Demi menigkatkan pemahaman tentang penyusuanan tata kelola arsip yang efektif dan efisien, Bawaslu sinjai mengadakan Rapat Dalam Kantor (RDK) yang juga turut mengundang pejabat terkait yaitu Dinas Arsip dan Perpustakaan Daerah Kabupaten sinjai yang diharapkan dapat menambah pengetahuan dilingkungan Bawaslu sinjai mengenai pengelolaan dan penyusunan kearsipan.

Ketua Bawaslu Sinjai, Muhammad Rusmin mengatakan “Kearsipan merupakan suatu proses mulai dari penciptaan, penerimaan, pengumpulan, pengaturan, pengendalian, pemeliharaan dan perawatan serta penyimpanan sebuah dokumen jadi kalau suatu saat dokumen itu dibutuhkan maka dapat dengan cepat dan tepat ditemukan juga jika nantinya arsip-arsip tersebut tidak bernilai guna lagi, maka harus dimusnahkan” jelasnya.

Dalam kesempatan itu HJ. Rosmiati, S.Pd selaku Kepala Seksi Arsip Dinamis mengatakan “Kearsipan memegang peranan penting bagi kelancaran jalannya organisasi, yaitu sebagai sumber informasi dan sebagai pusat ingatan bagi organisasi mengingat arti pentingnya sebuah arsip, pemerintah Indonesia menaruh perhatian yang cukup besar terhadap kearsipan.
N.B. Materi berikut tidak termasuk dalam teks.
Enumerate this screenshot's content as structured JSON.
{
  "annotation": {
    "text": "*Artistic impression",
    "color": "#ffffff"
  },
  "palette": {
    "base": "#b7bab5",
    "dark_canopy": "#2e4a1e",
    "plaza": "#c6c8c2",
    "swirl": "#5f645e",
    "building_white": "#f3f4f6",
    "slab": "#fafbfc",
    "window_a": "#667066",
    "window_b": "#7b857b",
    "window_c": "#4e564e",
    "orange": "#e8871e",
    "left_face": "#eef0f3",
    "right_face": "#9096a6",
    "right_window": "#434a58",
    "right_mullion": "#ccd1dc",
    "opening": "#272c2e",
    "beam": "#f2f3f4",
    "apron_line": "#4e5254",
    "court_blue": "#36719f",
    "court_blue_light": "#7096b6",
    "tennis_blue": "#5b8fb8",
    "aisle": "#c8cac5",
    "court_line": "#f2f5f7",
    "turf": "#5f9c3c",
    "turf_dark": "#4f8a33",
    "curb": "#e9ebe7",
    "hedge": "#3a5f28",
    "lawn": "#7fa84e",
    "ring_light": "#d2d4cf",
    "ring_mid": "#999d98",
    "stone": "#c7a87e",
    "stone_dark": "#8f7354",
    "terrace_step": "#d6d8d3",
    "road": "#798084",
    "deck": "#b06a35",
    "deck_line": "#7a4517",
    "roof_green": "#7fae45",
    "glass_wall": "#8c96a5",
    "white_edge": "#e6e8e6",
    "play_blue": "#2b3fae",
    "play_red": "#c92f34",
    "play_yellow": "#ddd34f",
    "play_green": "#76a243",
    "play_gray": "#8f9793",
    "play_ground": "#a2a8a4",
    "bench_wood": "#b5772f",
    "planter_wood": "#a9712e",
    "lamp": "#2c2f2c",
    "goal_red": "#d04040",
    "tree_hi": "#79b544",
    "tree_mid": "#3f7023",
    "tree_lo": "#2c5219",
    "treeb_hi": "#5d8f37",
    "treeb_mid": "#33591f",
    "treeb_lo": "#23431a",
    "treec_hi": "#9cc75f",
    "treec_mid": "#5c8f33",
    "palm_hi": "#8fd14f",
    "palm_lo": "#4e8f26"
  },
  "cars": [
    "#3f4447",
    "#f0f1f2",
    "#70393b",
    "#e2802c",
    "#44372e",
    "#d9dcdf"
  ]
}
Hal ini terbukti dengan diberlakukannya beberapa peraturan perundangan yang mengatur tentang kearsipan Nasional. Adapun keunggulan dan fungsi yang dapat dilihat dari sistem penanganan kearsipan setiap organisasi, yaitu: Aktifitas kantor dan organisasi akan berjalan dengan lancar, dapat dijadikan bukti-bukti tertulis apabila terjadi masalah, dapat dijadikan sebagai sarana komunikasi secara tertulis, dapat dijadikan bahan dokumentasi, dapat menghemat waktu, tenaga dan biaya, sebagai alat pengingat, sebagai alat penyimpanan dokumen, sebagai alat bantu perpustakaan diorganisasi apabila memiliki perpustakaan, merupakan bantuan yang berguna bagi pimpinan dalam menentukan kebijaksanaan organisasi dan kearsipan berarti penyimpanan secara tetap dan teratur untuk dokumen- dokumen penting mengenai kemajuan organisasi.”

Menurutnya Ada empat instrumen yang harus betul-betul menjadi perhatian dalam pengelolaan dan penyusunan Arsip, yaitu: Tata Naskah Dinas, Klasifikasi Arsip, Jadwal Retensi Arsip (JRA) dan Sistem Klasifikasi Keamanan dan Akses Arsip, keempat pokok tersebut sangat vital apalagi di era digital ini, hampir semua bisa langsung share di media. Jika pengetahuan tentang arsip tidak diberikan bisa saja arsip negara yang berdampak kepada goyangnya keamanan negara ini terpublikasi secara bebas”, untuk itu kita harus mengetahui siapa saja yang berhak untuk mengakses sebuah arsip. Apalagi dalam sebuah lembaga negara seperti Bawaslu ini, arsip menjadi barang yang paling berharga.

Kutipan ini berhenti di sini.